The sentence that needed to die

I rewrote it. Then I rewrote it again.

It still didn’t seem right. Didn’t flow, somehow. It should’ve been funny, an appealingly quirky detail. But it broke the rhythm of things.

I rewrote it. And rewrote it again.

In sheer exasperation I decided the sentence’s flaws were entirely in my head and it was a good sentence after all. I just wasn’t appreciating it enough. I wasn’t giving the sentence enough credit. Oh me of little faith.

I rewrote it again.

And then a critiquer pointed out that, technically speaking, I didn’t need the sentence, because the story made perfect sense without it, and it was just a distraction.

Oh right.

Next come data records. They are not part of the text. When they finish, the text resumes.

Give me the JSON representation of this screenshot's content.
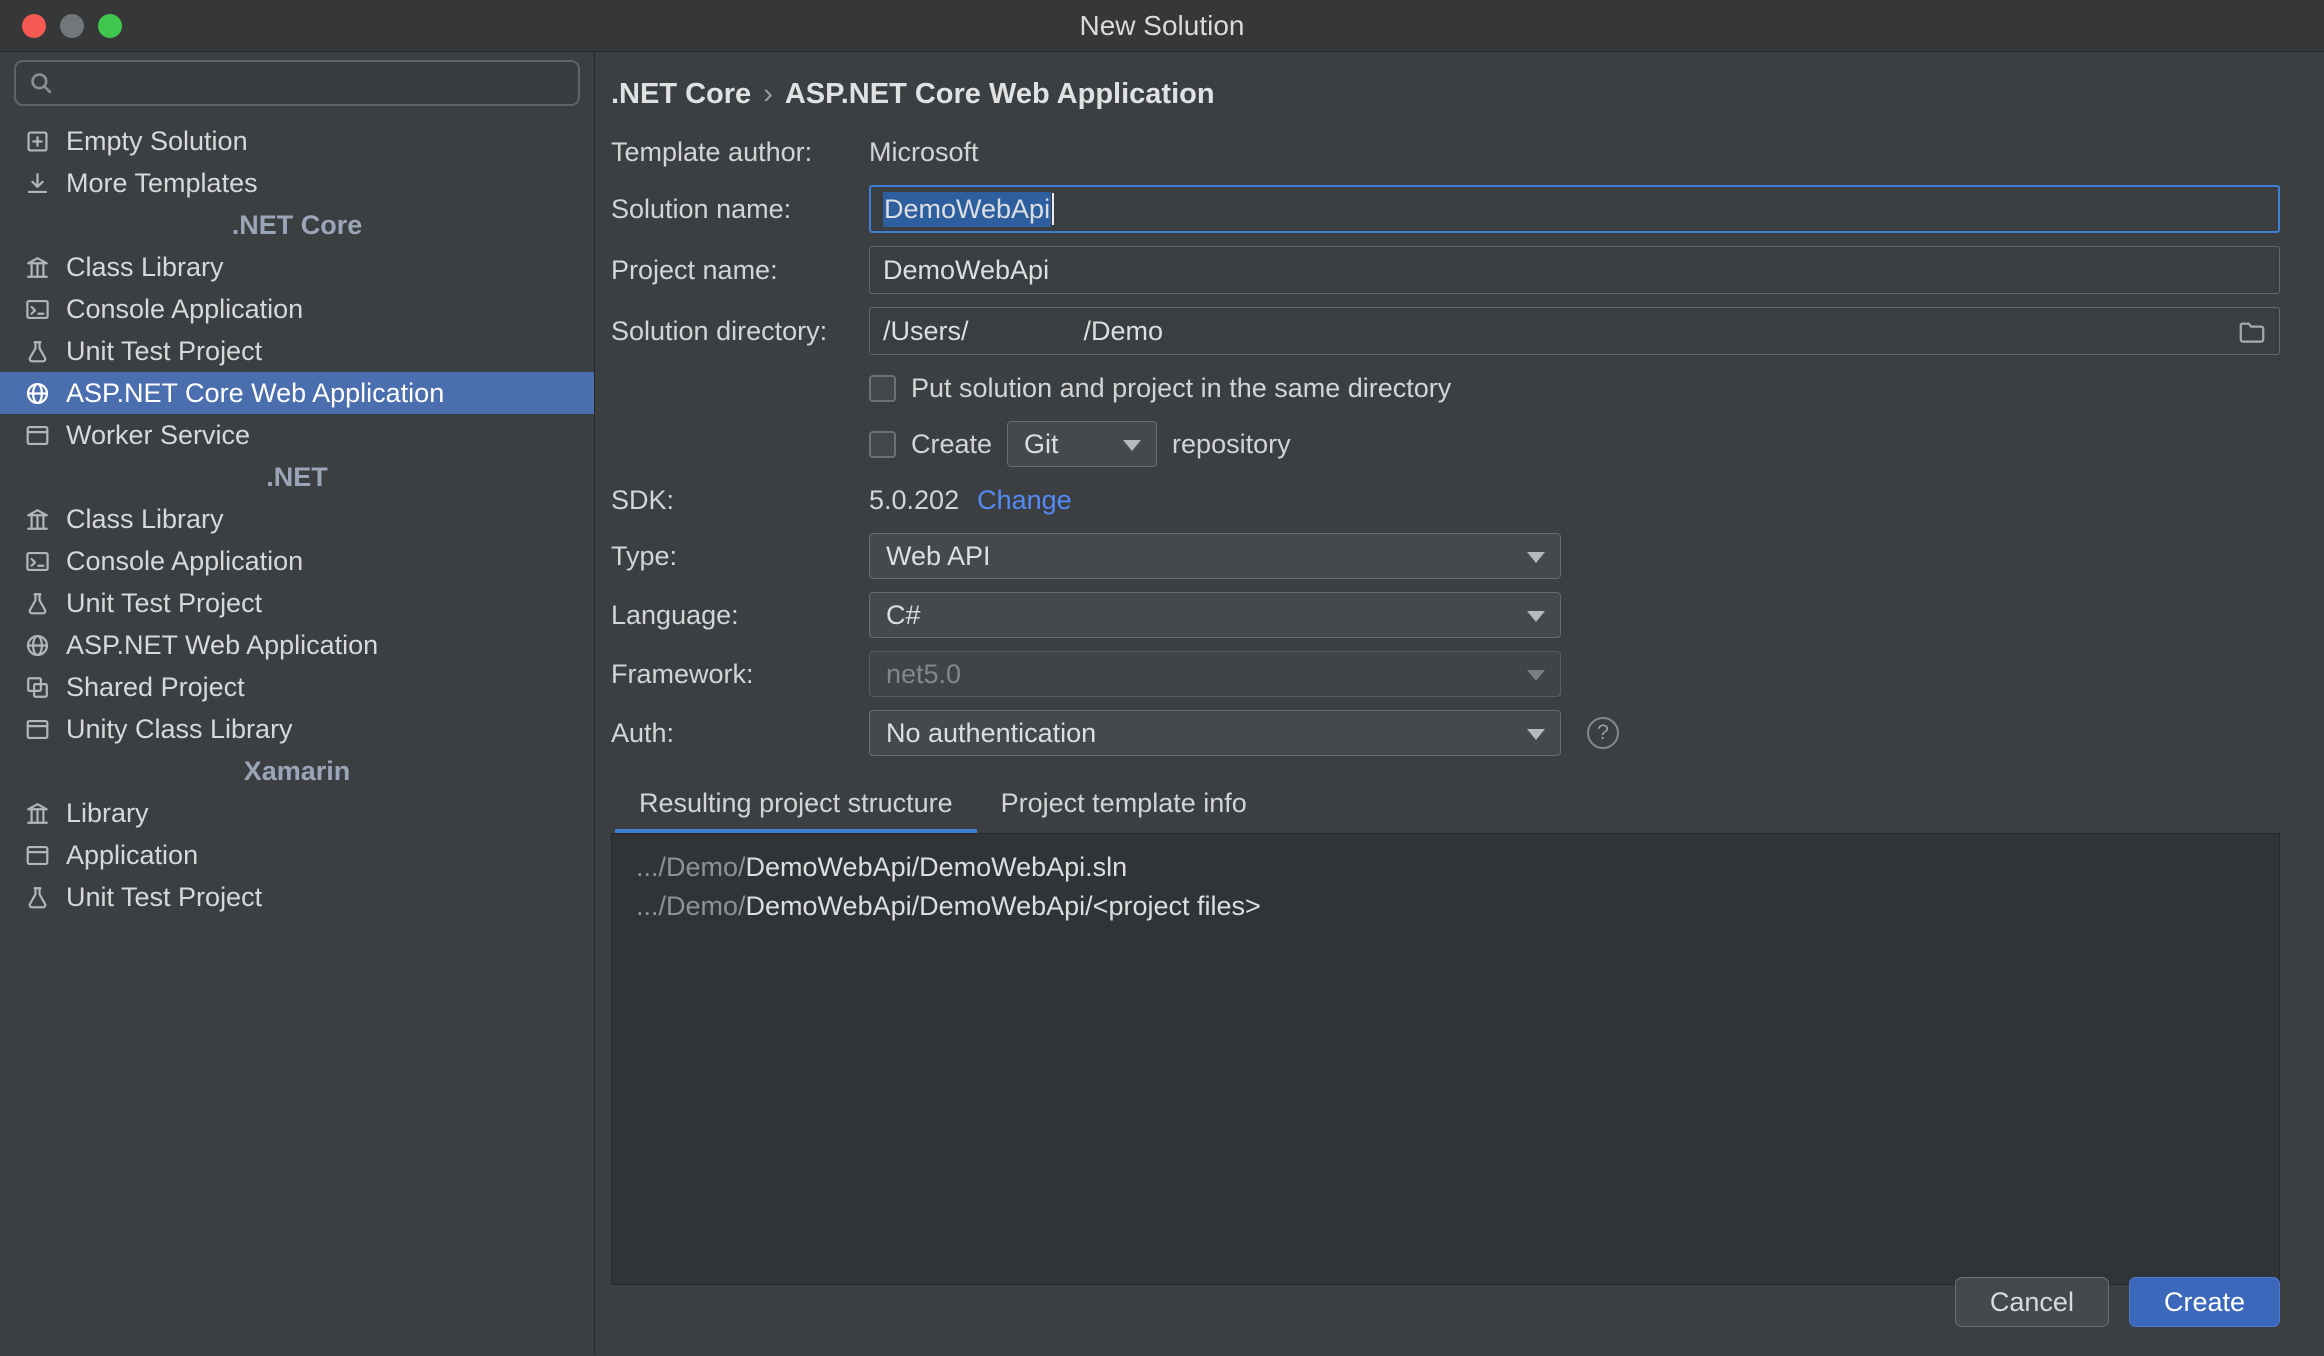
{
  "window": {
    "title": "New Solution"
  },
  "sidebar": {
    "items": [
      {
        "type": "item",
        "icon": "empty-solution-icon",
        "label": "Empty Solution"
      },
      {
        "type": "item",
        "icon": "more-templates-icon",
        "label": "More Templates"
      },
      {
        "type": "header",
        "label": ".NET Core"
      },
      {
        "type": "item",
        "icon": "class-library-icon",
        "label": "Class Library"
      },
      {
        "type": "item",
        "icon": "console-application-icon",
        "label": "Console Application"
      },
      {
        "type": "item",
        "icon": "unit-test-icon",
        "label": "Unit Test Project"
      },
      {
        "type": "item",
        "icon": "web-application-icon",
        "label": "ASP.NET Core Web Application",
        "selected": true
      },
      {
        "type": "item",
        "icon": "worker-service-icon",
        "label": "Worker Service"
      },
      {
        "type": "header",
        "label": ".NET"
      },
      {
        "type": "item",
        "icon": "class-library-icon",
        "label": "Class Library"
      },
      {
        "type": "item",
        "icon": "console-application-icon",
        "label": "Console Application"
      },
      {
        "type": "item",
        "icon": "unit-test-icon",
        "label": "Unit Test Project"
      },
      {
        "type": "item",
        "icon": "web-application-icon",
        "label": "ASP.NET Web Application"
      },
      {
        "type": "item",
        "icon": "shared-project-icon",
        "label": "Shared Project"
      },
      {
        "type": "item",
        "icon": "unity-class-library-icon",
        "label": "Unity Class Library"
      },
      {
        "type": "header",
        "label": "Xamarin"
      },
      {
        "type": "item",
        "icon": "library-icon",
        "label": "Library"
      },
      {
        "type": "item",
        "icon": "application-icon",
        "label": "Application"
      },
      {
        "type": "item",
        "icon": "unit-test-icon",
        "label": "Unit Test Project"
      }
    ]
  },
  "breadcrumb": {
    "parts": [
      ".NET Core",
      "ASP.NET Core Web Application"
    ],
    "separator": "›"
  },
  "form": {
    "template_author_label": "Template author:",
    "template_author_value": "Microsoft",
    "solution_name_label": "Solution name:",
    "solution_name_value": "DemoWebApi",
    "project_name_label": "Project name:",
    "project_name_value": "DemoWebApi",
    "solution_directory_label": "Solution directory:",
    "solution_directory_prefix": "/Users/",
    "solution_directory_suffix": "/Demo",
    "same_directory_checkbox_label": "Put solution and project in the same directory",
    "create_checkbox_label": "Create",
    "vcs_value": "Git",
    "repository_label": "repository",
    "sdk_label": "SDK:",
    "sdk_value": "5.0.202",
    "sdk_change_link": "Change",
    "type_label": "Type:",
    "type_value": "Web API",
    "language_label": "Language:",
    "language_value": "C#",
    "framework_label": "Framework:",
    "framework_value": "net5.0",
    "auth_label": "Auth:",
    "auth_value": "No authentication",
    "help_glyph": "?"
  },
  "tabs": [
    {
      "label": "Resulting project structure",
      "active": true
    },
    {
      "label": "Project template info",
      "active": false
    }
  ],
  "preview": {
    "lines": [
      {
        "muted": ".../Demo/",
        "strong": "DemoWebApi/DemoWebApi.sln"
      },
      {
        "muted": ".../Demo/",
        "strong": "DemoWebApi/DemoWebApi/<project files>"
      }
    ]
  },
  "footer": {
    "cancel_label": "Cancel",
    "create_label": "Create"
  },
  "colors": {
    "selection": "#4b6eaf",
    "focus": "#3e7fd6",
    "link": "#548af7",
    "create-bg": "#3c68bb",
    "window-bg": "#3c3f41",
    "preview-bg": "#313436"
  }
}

I could just delete the sentence. Why didn’t I think of that?

Because, obviously, they’re my words and when you’ve written something, it’s near impossible to decide which words get to stay and which ones have to go. Judge, jury and executioner is a tough triple job, when you’re also the defendant and the plaintiff. (Let’s pretend I haven’t already stretched this metaphor too far.)

And this is why we need critiquers, and why we need to be critiquers for others. To help each other see which words to save … or not.

I shall delete the sentence at dawn. There will be a short ceremony, plus a eulogy, followed by refreshments. Meaning, of course, breakfast.

And the story will be better for it.